Thursday, January 6, 2011

Women's Rugby Pioneers


( Photo courtesy of the New South Wales Heritage Library, Australia.)


For our 201st post, we'd like to pay tribute to all the girls playing rugby in America. You are pioneers who help break stereotypes. For one, there haven't been women playing contact sports in great numbers, especially as a team sport. In addition, you've all been playing a sport that for a long time was seen as foreign.

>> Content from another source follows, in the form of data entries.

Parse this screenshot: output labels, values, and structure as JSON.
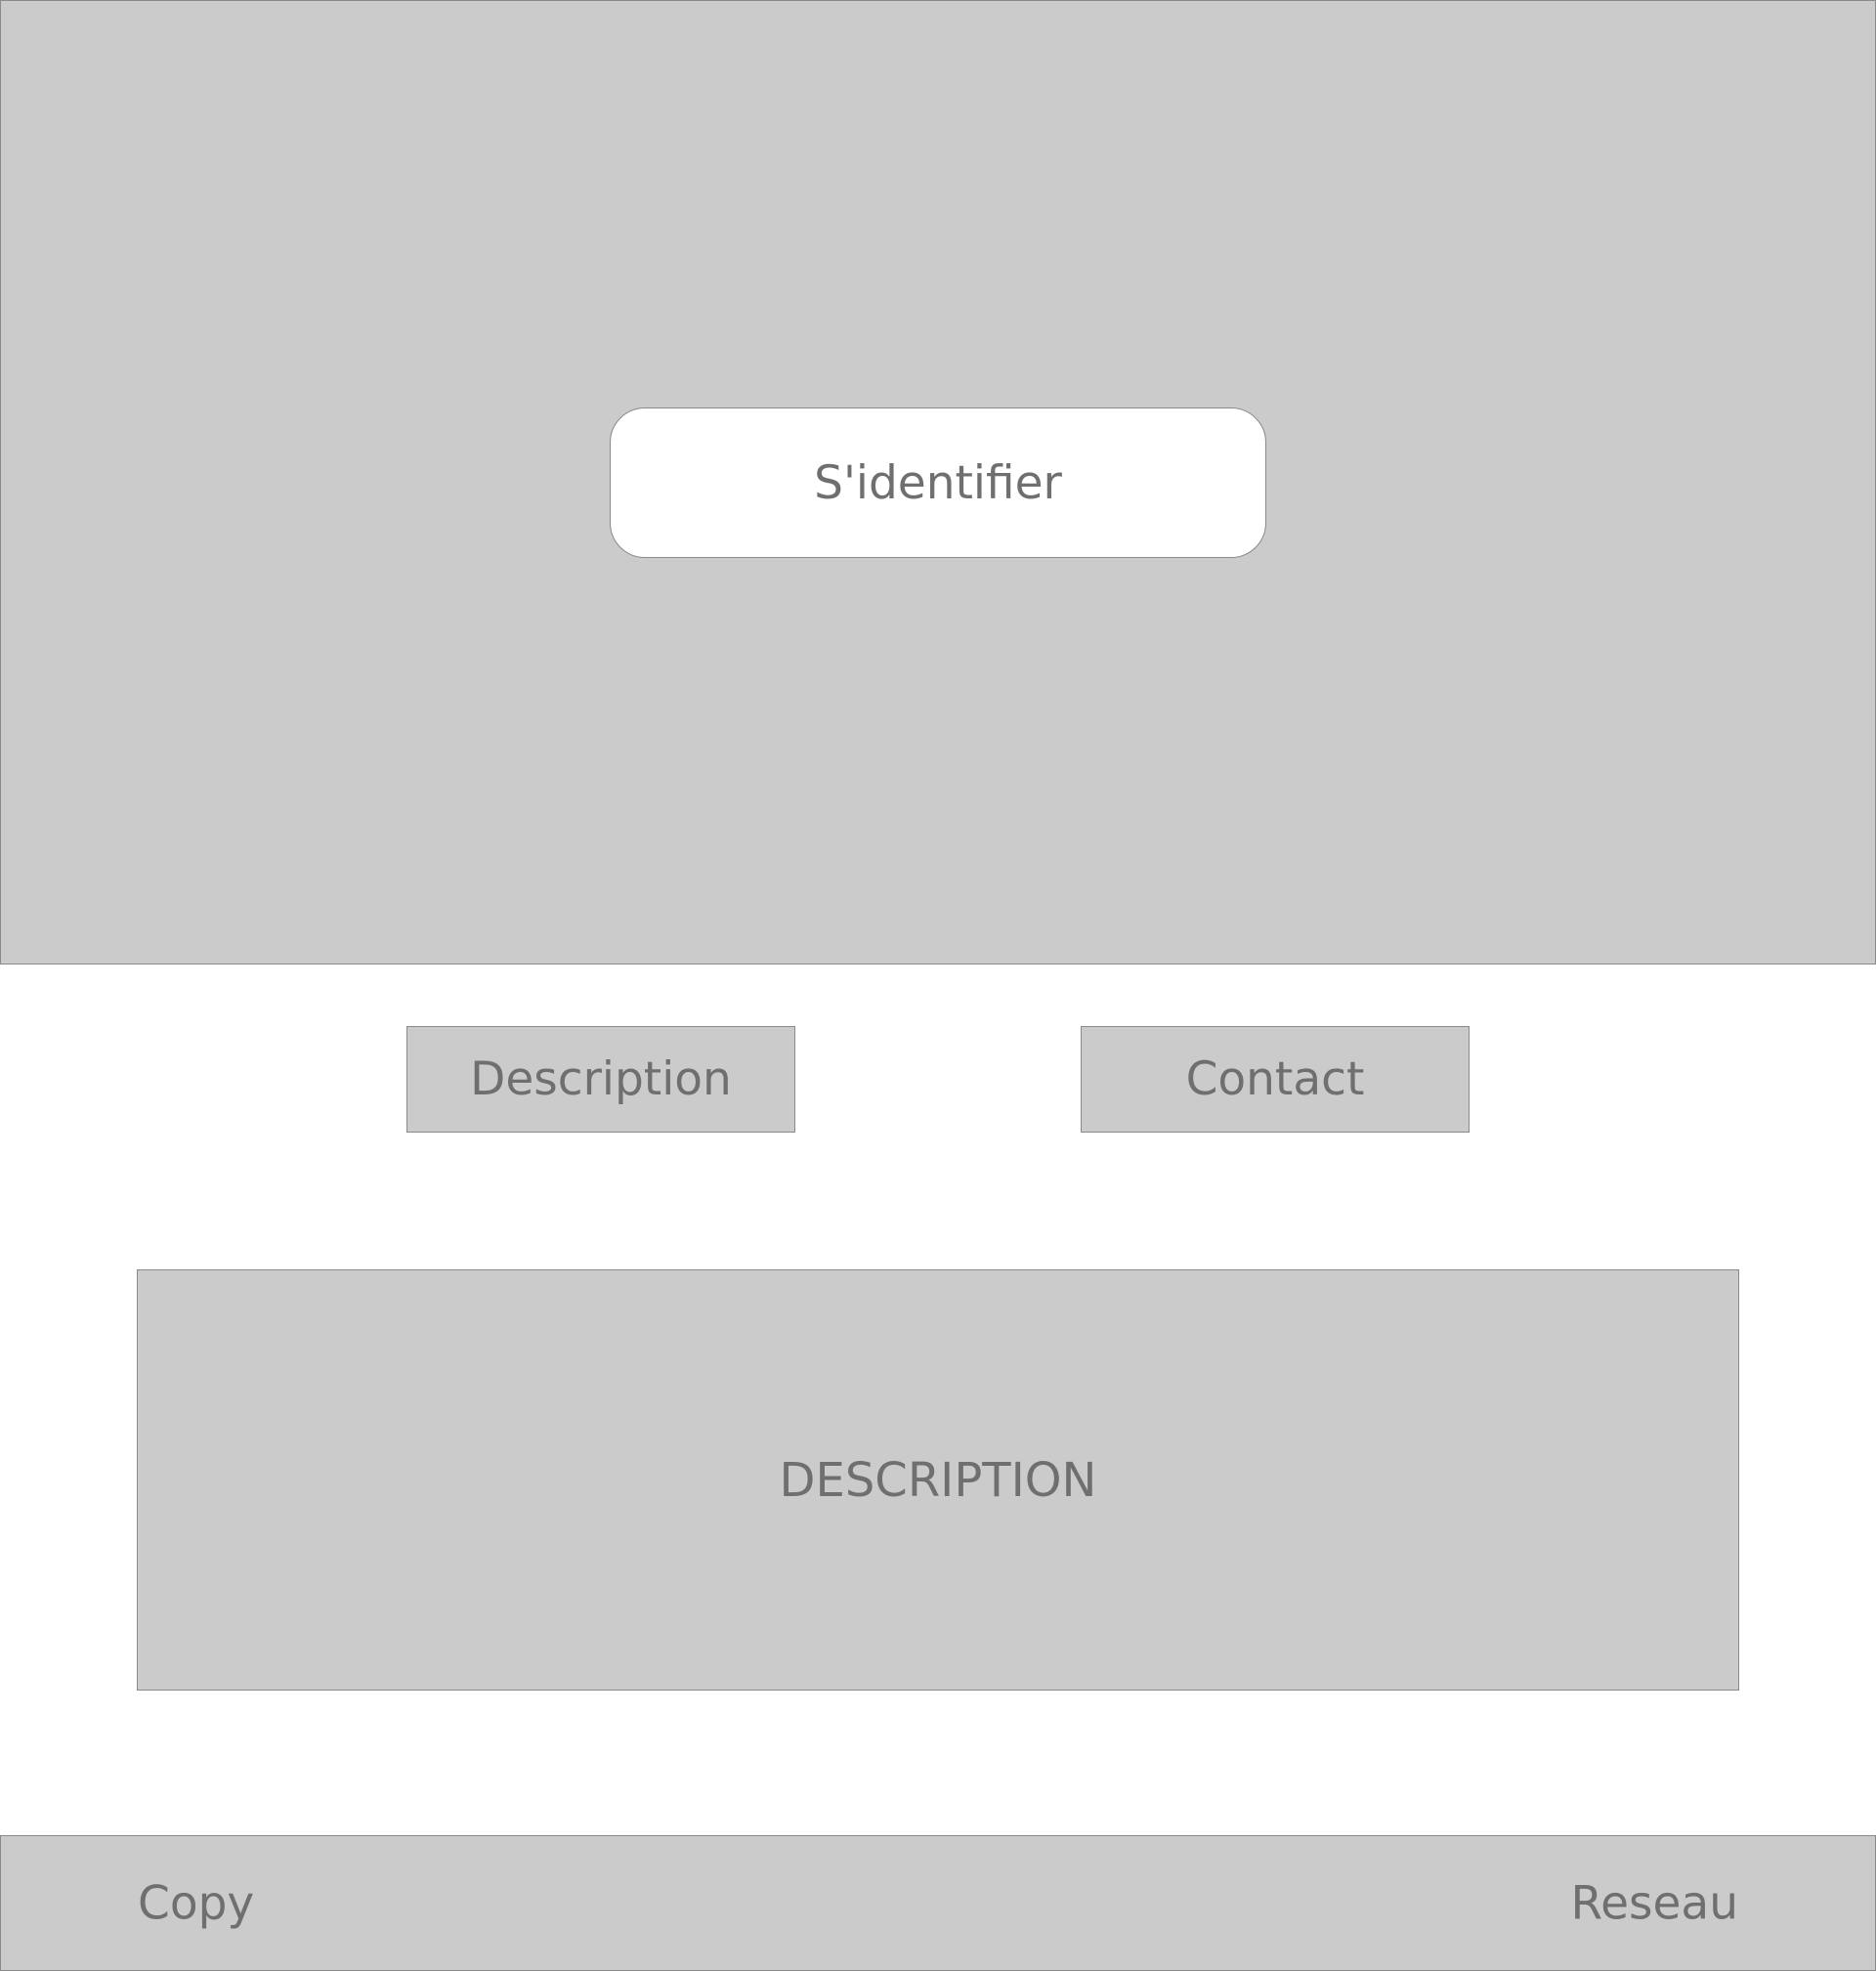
{
  "hero": {
    "login_button_label": "S'identifier"
  },
  "nav": {
    "description_label": "Description",
    "contact_label": "Contact"
  },
  "description_panel": {
    "text": "DESCRIPTION"
  },
  "footer": {
    "copy_label": "Copy",
    "reseau_label": "Reseau"
  },
  "colors": {
    "block_fill": "#cbcbcb",
    "border": "#8a8a8a",
    "text": "#6f6f6f",
    "background": "#ffffff"
  }
}
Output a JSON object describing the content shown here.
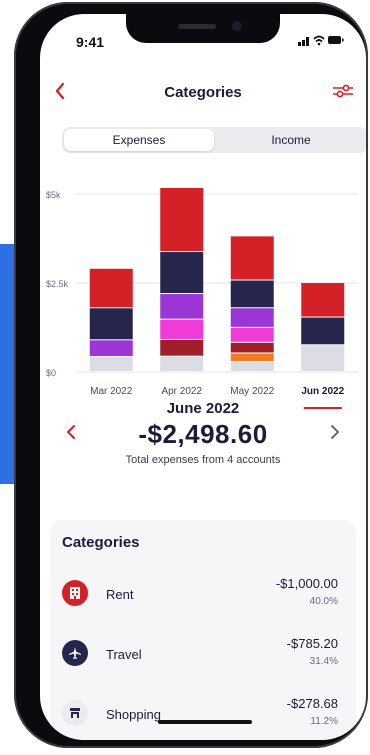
{
  "status": {
    "time": "9:41",
    "icons": "▁▃▅ • ▭"
  },
  "nav": {
    "title": "Categories"
  },
  "segments": {
    "expenses": "Expenses",
    "income": "Income"
  },
  "colors": {
    "accent": "#d42027",
    "navy": "#26264d",
    "purple": "#9b35d6",
    "magenta": "#f03cd6",
    "maroon": "#a01f28",
    "orange": "#f07b22",
    "light": "#dcdce4"
  },
  "chart_data": {
    "type": "bar",
    "stacked": true,
    "y_ticks": [
      "$5k",
      "$2.5k",
      "$0"
    ],
    "ylim": [
      0,
      5000
    ],
    "categories": [
      "Mar 2022",
      "Apr 2022",
      "May 2022",
      "Jun 2022"
    ],
    "selected": "Jun 2022",
    "series_colors": [
      "#dcdce4",
      "#f07b22",
      "#a01f28",
      "#f03cd6",
      "#9b35d6",
      "#26264d",
      "#d42027"
    ],
    "series": [
      {
        "values": [
          420,
          430,
          280,
          750
        ]
      },
      {
        "values": [
          0,
          0,
          240,
          0
        ]
      },
      {
        "values": [
          0,
          470,
          300,
          0
        ]
      },
      {
        "values": [
          0,
          570,
          420,
          0
        ]
      },
      {
        "values": [
          470,
          720,
          550,
          0
        ]
      },
      {
        "values": [
          900,
          1180,
          780,
          780
        ]
      },
      {
        "values": [
          1110,
          1800,
          1240,
          970
        ]
      }
    ]
  },
  "summary": {
    "month": "June 2022",
    "amount": "-$2,498.60",
    "subtitle": "Total expenses from 4 accounts"
  },
  "categories_panel": {
    "heading": "Categories",
    "items": [
      {
        "name": "Rent",
        "amount": "-$1,000.00",
        "percent": "40.0%",
        "icon": "building-icon",
        "bg": "#d42027"
      },
      {
        "name": "Travel",
        "amount": "-$785.20",
        "percent": "31.4%",
        "icon": "airplane-icon",
        "bg": "#26264d"
      },
      {
        "name": "Shopping",
        "amount": "-$278.68",
        "percent": "11.2%",
        "icon": "store-icon",
        "bg": "#ececf0"
      }
    ]
  }
}
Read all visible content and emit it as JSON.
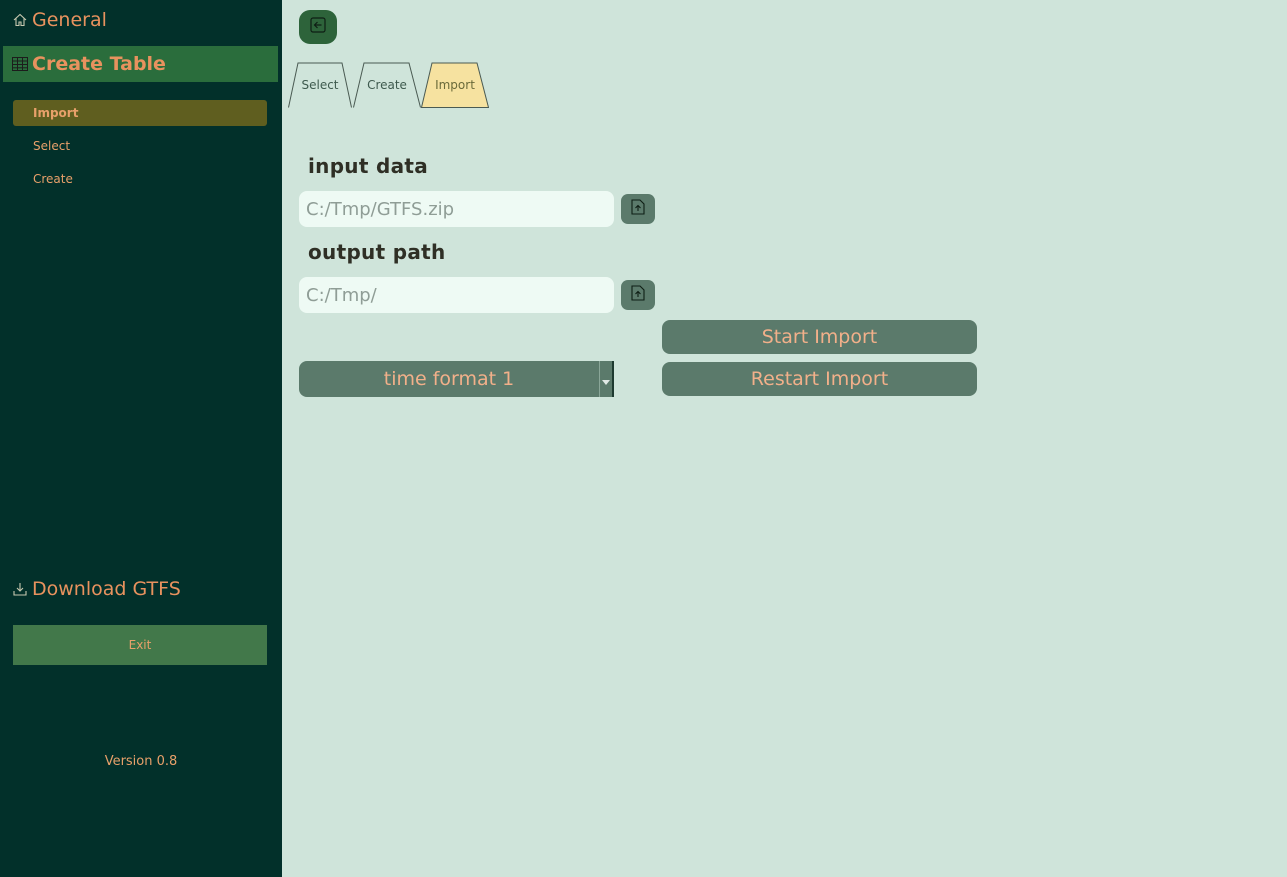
{
  "sidebar": {
    "general_label": "General",
    "create_table_label": "Create Table",
    "sub_items": [
      {
        "label": "Import"
      },
      {
        "label": "Select"
      },
      {
        "label": "Create"
      }
    ],
    "download_label": "Download GTFS",
    "exit_label": "Exit",
    "version": "Version 0.8"
  },
  "tabs": [
    {
      "label": "Select"
    },
    {
      "label": "Create"
    },
    {
      "label": "Import",
      "active": true
    }
  ],
  "form": {
    "input_label": "input data",
    "input_placeholder": "C:/Tmp/GTFS.zip",
    "output_label": "output path",
    "output_placeholder": "C:/Tmp/",
    "time_format_selected": "time format 1",
    "start_label": "Start Import",
    "restart_label": "Restart Import"
  },
  "colors": {
    "sidebar_bg": "#02302a",
    "accent_text": "#e8925e",
    "selected_nav": "#2a6d3c",
    "active_subitem": "#5f5e1f",
    "main_bg": "#cfe4da",
    "button_bg": "#5b7a6b",
    "active_tab": "#f6e2a0"
  },
  "icons": {
    "general": "home-icon",
    "create_table": "table-icon",
    "download": "download-icon",
    "back": "back-arrow-icon",
    "file_upload": "file-upload-icon",
    "dropdown": "chevron-down-icon"
  }
}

Sometimes rugby inspires that kind of independence and i suppose it's been that way for some time. Women's rugby had some success in France starting in the 1920's. Some French even tried a women's version of rugby they called "barette" which did away with rucks but kept scrums and lineouts. Our first vintage picture is from a French magazine advertisement of that era. The second is a group of Australian ruggers from New South Wales.
The first documented evidence of an attempt to form a purely women's team occured in 1891 when a tour of New Zealand by a team of female rugby players was cancelled due to a public outcry.
In Wisconsin, Divine Savior Holy Angels High School began forming the first girls team in 1996. These brave young women played mostly college b teams. It took two years before they scored the first try in team history, thanks to a young Miss Allison Urbanski. It wasn't until years later, the Fall of 2000, that the second team, Kettle Moraine, came on the scene.